At 10am the analogue signal was switched off and viewers will be able to watch television only if they have upgraded their television or bought a new one capable of receiving digital signals.
Minister for Communications Pat Rabbitte attended the switchover at the television centre in Donnybrook and described the move to a new transmission as a historic event.
“Public service broadcasting remains vital to the social, political and cultural life of the nation,” said Mr Rabbitte. “What we are doing here today ensures people will continue to have access to free-to-air television, providing a full range of services, with a strong national voice.”
The sectors identified as most vulnerable to losing their television signal because they have not made the switch are older people, people living in isolated rural areas, the poor and those living alone.
The Society of St Vincent de Paul said that while the cost of purchasing a digital television or set-top box has not emerged as a significant issue, it is expecting pleas for help with the cost from today.
The Saorview digital service is free once the set-top box has been bought and installed but the cost, at between €50 and €200, “is quite prohibitive if you are relying on the State pension”, said Eamonn Timmins, advocacy officer with Age Action Ireland.
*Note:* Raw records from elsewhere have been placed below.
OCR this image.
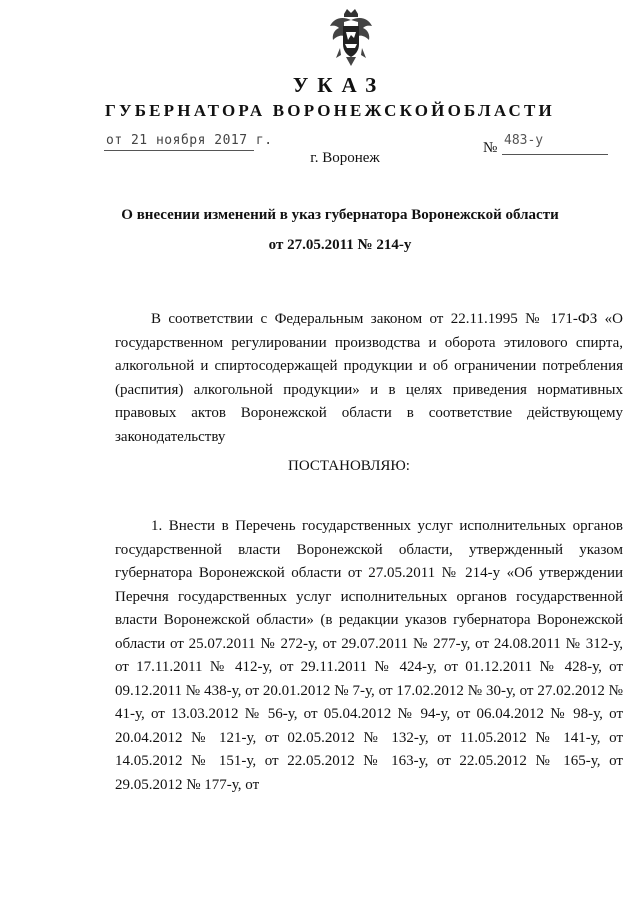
УКАЗ
ГУБЕРНАТОРА ВОРОНЕЖСКОЙОБЛАСТИ
от 21 ноября 2017 г.	№ 483-у
г. Воронеж
О внесении изменений в указ губернатора Воронежской области
от 27.05.2011 № 214-у
В соответствии с Федеральным законом от 22.11.1995 № 171-ФЗ «О государственном регулировании производства и оборота этилового спирта, алкогольной и спиртосодержащей продукции и об ограничении потребления (распития) алкогольной продукции» и в целях приведения нормативных правовых актов Воронежской области в соответствие действующему законодательству
ПОСТАНОВЛЯЮ:
1. Внести в Перечень государственных услуг исполнительных органов государственной власти Воронежской области, утвержденный указом губернатора Воронежской области от 27.05.2011 № 214-у «Об утверждении Перечня государственных услуг исполнительных органов государственной власти Воронежской области» (в редакции указов губернатора Воронежской области от 25.07.2011 № 272-у, от 29.07.2011 № 277-у, от 24.08.2011 № 312-у, от 17.11.2011 № 412-у, от 29.11.2011 № 424-у, от 01.12.2011 № 428-у, от 09.12.2011 № 438-у, от 20.01.2012 № 7-у, от 17.02.2012 № 30-у, от 27.02.2012 № 41-у, от 13.03.2012 № 56-у, от 05.04.2012 № 94-у, от 06.04.2012 № 98-у, от 20.04.2012 № 121-у, от 02.05.2012 № 132-у, от 11.05.2012 № 141-у, от 14.05.2012 № 151-у, от 22.05.2012 № 163-у, от 22.05.2012 № 165-у, от 29.05.2012 № 177-у, от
“It may seem like a small issue but to an older person living alone television is a very important outlet. It’s company and contact with the outside world.”
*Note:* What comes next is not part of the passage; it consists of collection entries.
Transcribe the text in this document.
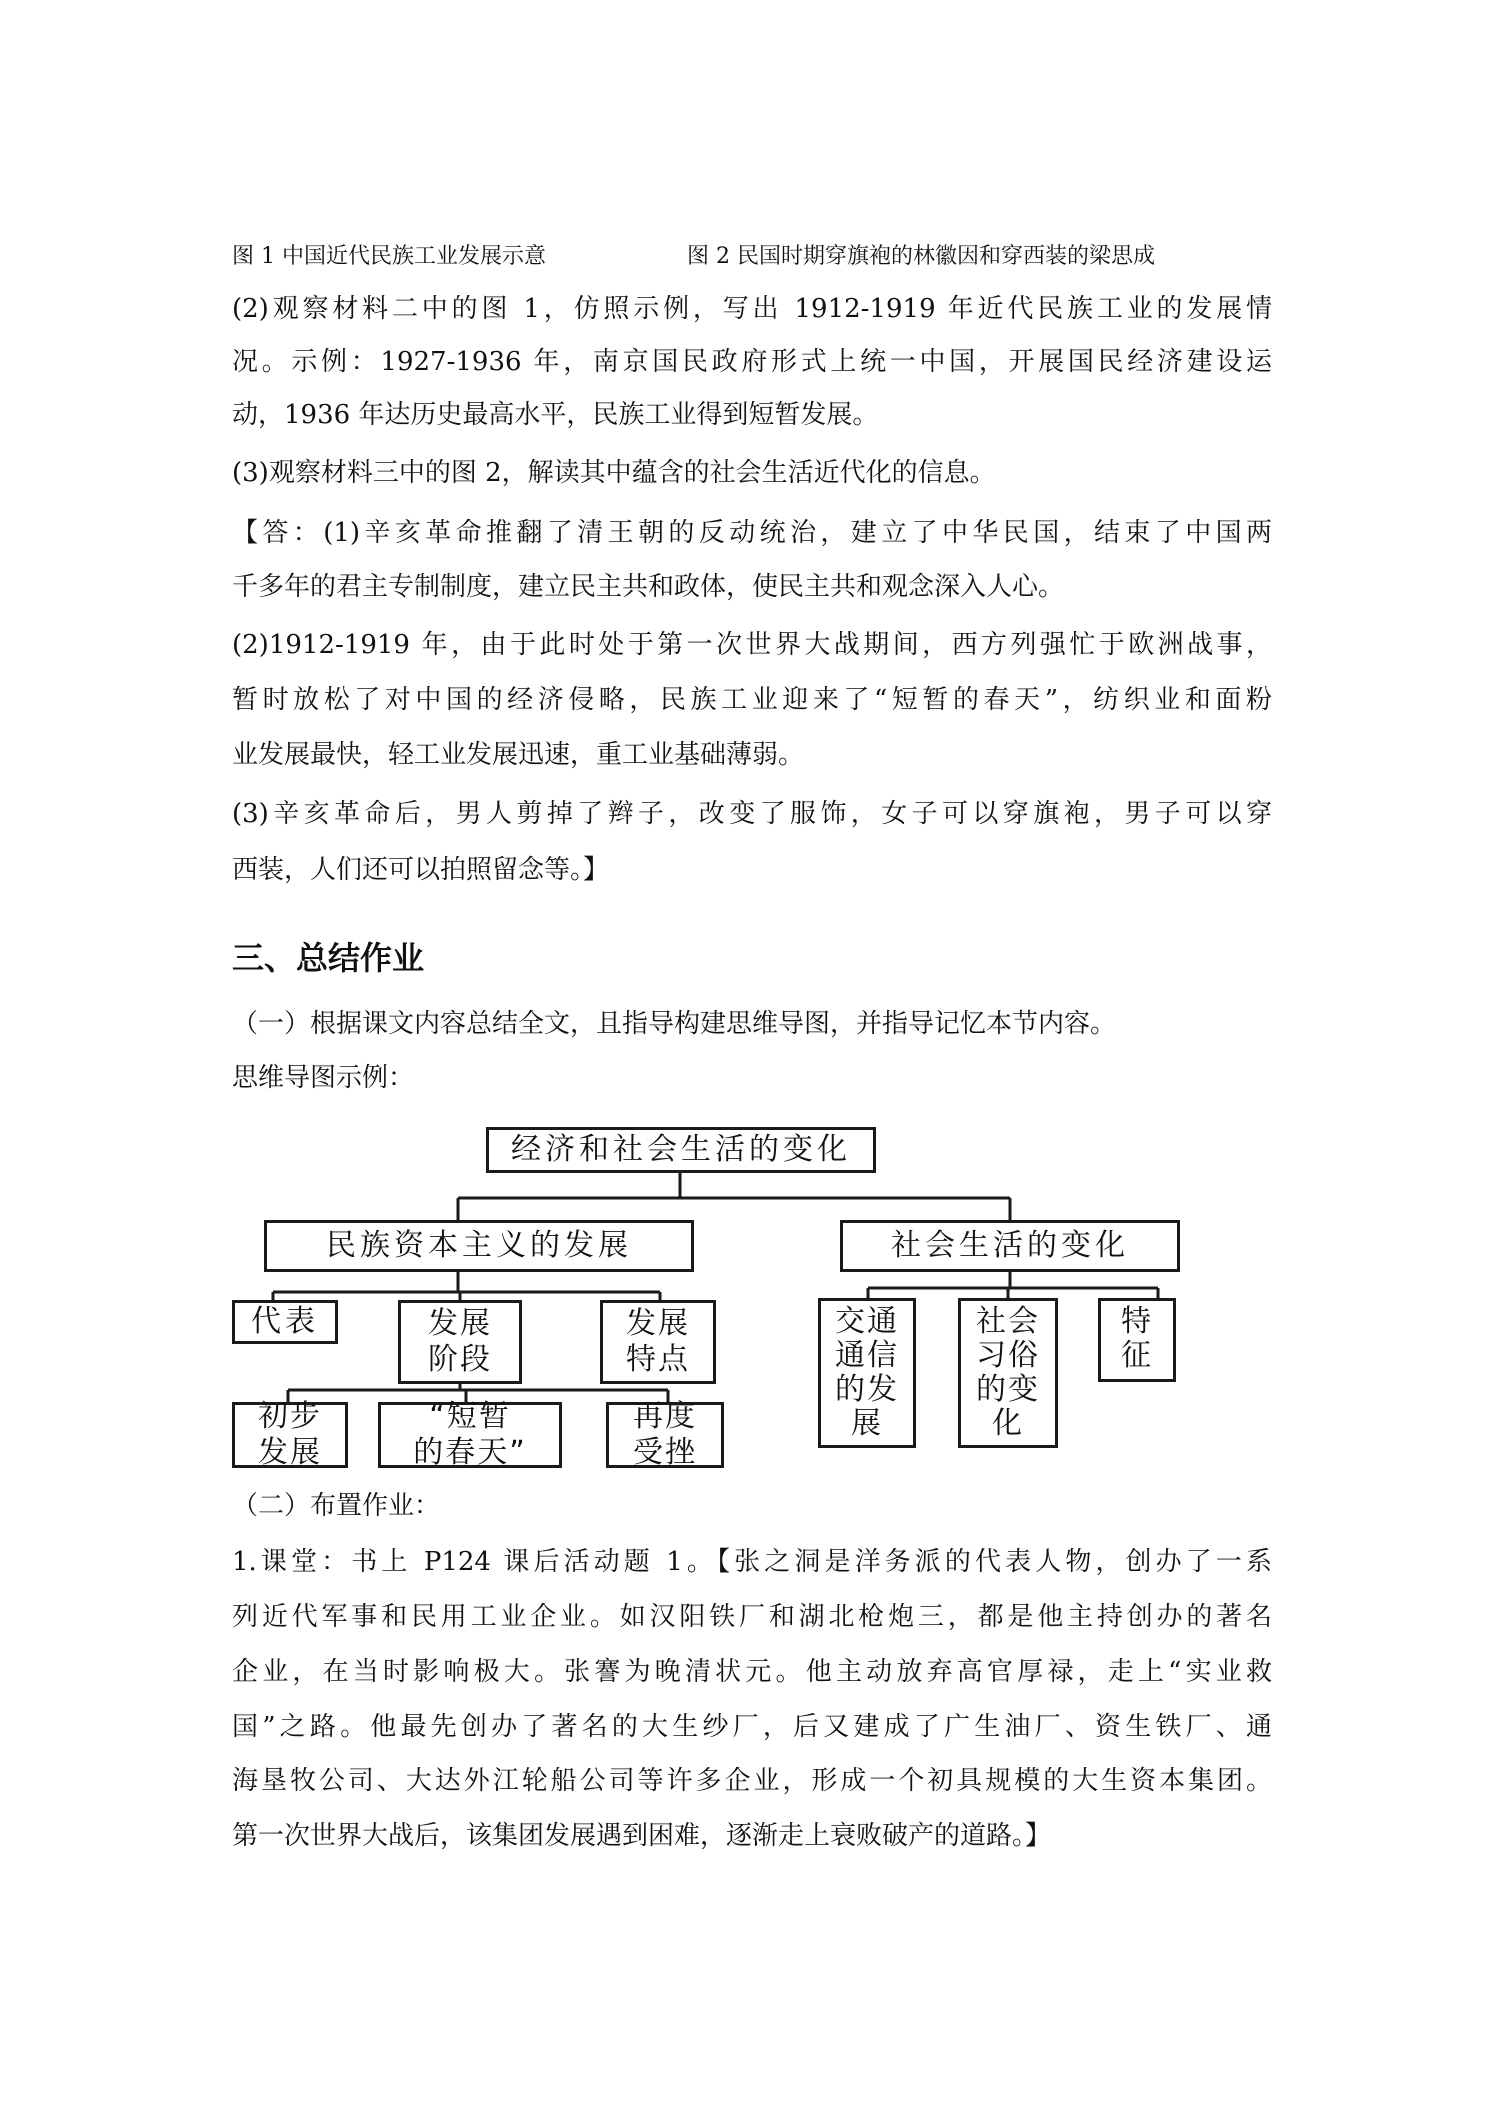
图 1 中国近代民族工业发展示意	图 2 民国时期穿旗袍的林徽因和穿西装的梁思成
(2)观察材料二中的图 1，仿照示例，写出 1912-1919 年近代民族工业的发展情
况。示例：1927-1936 年，南京国民政府形式上统一中国，开展国民经济建设运
动，1936 年达历史最高水平，民族工业得到短暂发展。
(3)观察材料三中的图 2，解读其中蕴含的社会生活近代化的信息。
【答：(1)辛亥革命推翻了清王朝的反动统治，建立了中华民国，结束了中国两
千多年的君主专制制度，建立民主共和政体，使民主共和观念深入人心。
(2)1912-1919 年，由于此时处于第一次世界大战期间，西方列强忙于欧洲战事，
暂时放松了对中国的经济侵略，民族工业迎来了“短暂的春天”，纺织业和面粉
业发展最快，轻工业发展迅速，重工业基础薄弱。
(3)辛亥革命后，男人剪掉了辫子，改变了服饰，女子可以穿旗袍，男子可以穿
西装，人们还可以拍照留念等。】
三、总结作业
（一）根据课文内容总结全文，且指导构建思维导图，并指导记忆本节内容。
思维导图示例：
经济和社会生活的变化
民族资本主义的发展	社会生活的变化
代表	发展
阶段
发展
特点
初步
发展
“短暂
的春天”
再度
受挫
交通
通信
的发
展
社会
习俗
的变
化
特
征
（二）布置作业：
1.课堂：书上 P124 课后活动题 1。【张之洞是洋务派的代表人物，创办了一系
列近代军事和民用工业企业。如汉阳铁厂和湖北枪炮三，都是他主持创办的著名
企业，在当时影响极大。张謇为晚清状元。他主动放弃高官厚禄，走上“实业救
国”之路。他最先创办了著名的大生纱厂，后又建成了广生油厂、资生铁厂、通
海垦牧公司、大达外江轮船公司等许多企业，形成一个初具规模的大生资本集团。
第一次世界大战后，该集团发展遇到困难，逐渐走上衰败破产的道路。】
A spokesman for the Department of Communications said it was estimated in October last year that 250,000 households would have to switch from analogue to digital. By the end of September about 100,000 still had not. “That was not an unexpected figure and was in line with international experience,” he said.
Fianna Fáil spokesman for communications Michael Moynihan said he was hugely concerned that elderly people, particularly those living alone, would be over-represented in the 100,000. “I am calling on people to be vigilant and to do what they can to make sure elderly friends and neighbours are not left out.”
The department has funded two organisations – the Wheel and Irish Rural Link – to lead a community outreach programme aimed at making sure as many people as possible were informed and enabled to switch their televisions by this morning.
Dónall Geoghegan, programme director with the Wheel, said 26 “champions” had been recruited, one in each county, to co-ordinate information distribution and encourage people to make sure neighbours and loved ones had made the switch.
Séamus Boland, chief executive of Irish Rural Link, said most people contacted had been able to make the switch.
“Some people thought it would sort of sort itself out and thought they didn’t have to do anything. Others have thought they couldn’t make the switch until after the 24th of October. Some have the set-top boxes there but not installed them.”